王国の【十三魔女】は奇妙な生き物である。それは全体でひとつの生き物のように振舞う。アルカロンドの平和を守る――そのただひとつの目的のために、それは動く。その過程で誰かが斃れることもある。だがそれはやむを得ない犠牲。必然の結果。彼女たちは命を賭して使命を遂行する。命を失うことは彼女たちにとって使命をまっとうした証なのだ。
【魔女】の命は軽く、それゆえに重い。その矛盾を両者は理解していた。
アビスは、ふ、と静かに笑った。
「アリアの相手は任せるがいい。今度こそ、私がやつを冥獄に送ってやろう」
冥獄とは完全なる闇が支配する死後の世界。アビスとは冥獄に咲く漆黒の花の名であり、彼女はノーラから与えられたその名を何よりも大切にしていた。ノーラの闇の継承者であるという自負が彼女にはあった。
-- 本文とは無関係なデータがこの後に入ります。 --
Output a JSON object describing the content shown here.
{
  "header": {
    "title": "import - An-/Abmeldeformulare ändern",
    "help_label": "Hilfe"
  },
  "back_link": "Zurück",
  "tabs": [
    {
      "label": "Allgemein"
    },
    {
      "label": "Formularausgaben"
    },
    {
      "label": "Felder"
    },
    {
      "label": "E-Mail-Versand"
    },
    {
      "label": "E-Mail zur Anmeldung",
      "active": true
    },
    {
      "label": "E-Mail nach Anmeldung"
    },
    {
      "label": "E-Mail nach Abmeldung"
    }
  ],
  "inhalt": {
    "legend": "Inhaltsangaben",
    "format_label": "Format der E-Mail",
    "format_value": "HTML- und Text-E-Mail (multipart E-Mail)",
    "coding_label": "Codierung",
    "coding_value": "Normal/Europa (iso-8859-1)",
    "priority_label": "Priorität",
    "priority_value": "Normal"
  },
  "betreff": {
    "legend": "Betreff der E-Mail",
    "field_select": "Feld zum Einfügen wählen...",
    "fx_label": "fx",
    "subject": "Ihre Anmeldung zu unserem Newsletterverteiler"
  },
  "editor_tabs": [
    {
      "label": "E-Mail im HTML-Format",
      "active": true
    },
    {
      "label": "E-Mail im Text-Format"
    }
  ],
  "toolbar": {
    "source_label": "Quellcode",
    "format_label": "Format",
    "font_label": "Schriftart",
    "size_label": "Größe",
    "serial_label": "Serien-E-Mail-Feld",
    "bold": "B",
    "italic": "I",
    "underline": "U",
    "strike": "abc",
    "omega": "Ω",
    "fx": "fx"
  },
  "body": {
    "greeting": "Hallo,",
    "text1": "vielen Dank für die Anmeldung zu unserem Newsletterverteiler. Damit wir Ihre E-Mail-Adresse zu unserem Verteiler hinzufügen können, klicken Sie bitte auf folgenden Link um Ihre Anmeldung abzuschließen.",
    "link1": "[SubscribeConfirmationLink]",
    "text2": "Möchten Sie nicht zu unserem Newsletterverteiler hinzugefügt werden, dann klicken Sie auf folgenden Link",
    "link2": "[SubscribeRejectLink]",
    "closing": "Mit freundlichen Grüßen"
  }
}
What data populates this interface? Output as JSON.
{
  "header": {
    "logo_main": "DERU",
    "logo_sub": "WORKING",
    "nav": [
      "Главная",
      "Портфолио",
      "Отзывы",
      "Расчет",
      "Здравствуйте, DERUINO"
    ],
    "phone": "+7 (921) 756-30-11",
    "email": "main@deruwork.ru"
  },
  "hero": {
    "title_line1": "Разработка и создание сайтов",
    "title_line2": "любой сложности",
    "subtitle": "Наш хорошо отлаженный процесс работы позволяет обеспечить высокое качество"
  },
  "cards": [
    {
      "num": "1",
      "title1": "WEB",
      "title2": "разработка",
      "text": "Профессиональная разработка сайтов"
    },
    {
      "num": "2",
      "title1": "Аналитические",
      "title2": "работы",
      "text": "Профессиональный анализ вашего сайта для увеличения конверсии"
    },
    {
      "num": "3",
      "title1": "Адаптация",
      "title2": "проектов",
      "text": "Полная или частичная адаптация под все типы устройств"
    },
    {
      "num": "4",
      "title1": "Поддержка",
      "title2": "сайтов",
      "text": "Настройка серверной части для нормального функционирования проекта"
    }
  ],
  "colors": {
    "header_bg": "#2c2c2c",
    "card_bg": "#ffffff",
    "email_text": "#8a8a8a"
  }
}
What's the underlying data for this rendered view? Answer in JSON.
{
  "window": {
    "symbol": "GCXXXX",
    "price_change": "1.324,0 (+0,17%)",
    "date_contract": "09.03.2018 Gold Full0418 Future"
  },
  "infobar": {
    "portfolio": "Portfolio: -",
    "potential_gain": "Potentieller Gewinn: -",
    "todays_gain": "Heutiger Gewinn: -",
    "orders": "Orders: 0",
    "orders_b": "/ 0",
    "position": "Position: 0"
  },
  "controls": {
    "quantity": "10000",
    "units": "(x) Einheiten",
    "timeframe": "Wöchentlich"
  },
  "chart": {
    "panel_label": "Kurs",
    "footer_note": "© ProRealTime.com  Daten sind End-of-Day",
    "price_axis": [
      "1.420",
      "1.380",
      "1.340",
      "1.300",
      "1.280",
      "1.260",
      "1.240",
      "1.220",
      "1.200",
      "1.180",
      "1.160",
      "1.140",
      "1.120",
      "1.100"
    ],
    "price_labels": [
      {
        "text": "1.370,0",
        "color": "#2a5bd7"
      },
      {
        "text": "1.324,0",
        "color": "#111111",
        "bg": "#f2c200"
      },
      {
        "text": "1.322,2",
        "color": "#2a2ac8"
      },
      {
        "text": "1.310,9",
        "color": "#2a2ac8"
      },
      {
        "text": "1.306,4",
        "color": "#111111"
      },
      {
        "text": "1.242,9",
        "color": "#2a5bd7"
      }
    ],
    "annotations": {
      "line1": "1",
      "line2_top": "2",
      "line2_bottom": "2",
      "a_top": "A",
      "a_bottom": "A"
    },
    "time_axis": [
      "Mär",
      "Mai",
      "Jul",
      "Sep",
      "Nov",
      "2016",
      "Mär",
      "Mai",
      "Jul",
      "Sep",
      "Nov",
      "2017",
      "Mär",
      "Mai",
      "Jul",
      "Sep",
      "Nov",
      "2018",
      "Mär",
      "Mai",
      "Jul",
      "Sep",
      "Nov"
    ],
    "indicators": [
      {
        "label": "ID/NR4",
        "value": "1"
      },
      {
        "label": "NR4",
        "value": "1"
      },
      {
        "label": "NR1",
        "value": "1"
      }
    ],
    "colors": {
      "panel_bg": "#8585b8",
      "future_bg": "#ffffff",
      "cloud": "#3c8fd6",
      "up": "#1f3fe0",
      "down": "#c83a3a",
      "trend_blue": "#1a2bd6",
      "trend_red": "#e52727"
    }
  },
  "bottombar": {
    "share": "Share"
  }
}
テレサは頷いた。彼女はアビスの底知れぬ魔力を感じた。それはいまなお拡大を続けている。まるで闇がどこまでも広がっていくかのように。漆黒の意志がその力を支えている。彼女の刃はアリアにも届きうるかもしれない。それだけの予感を感じさせる何かがあった。
ノーラの娘……か。
子は成長するのだ、とテレサは思った。子はいつか親を超える。それこそが最大の親孝行。その想像に、テレサは自然とミリザの美しく気高い横顔を連想した。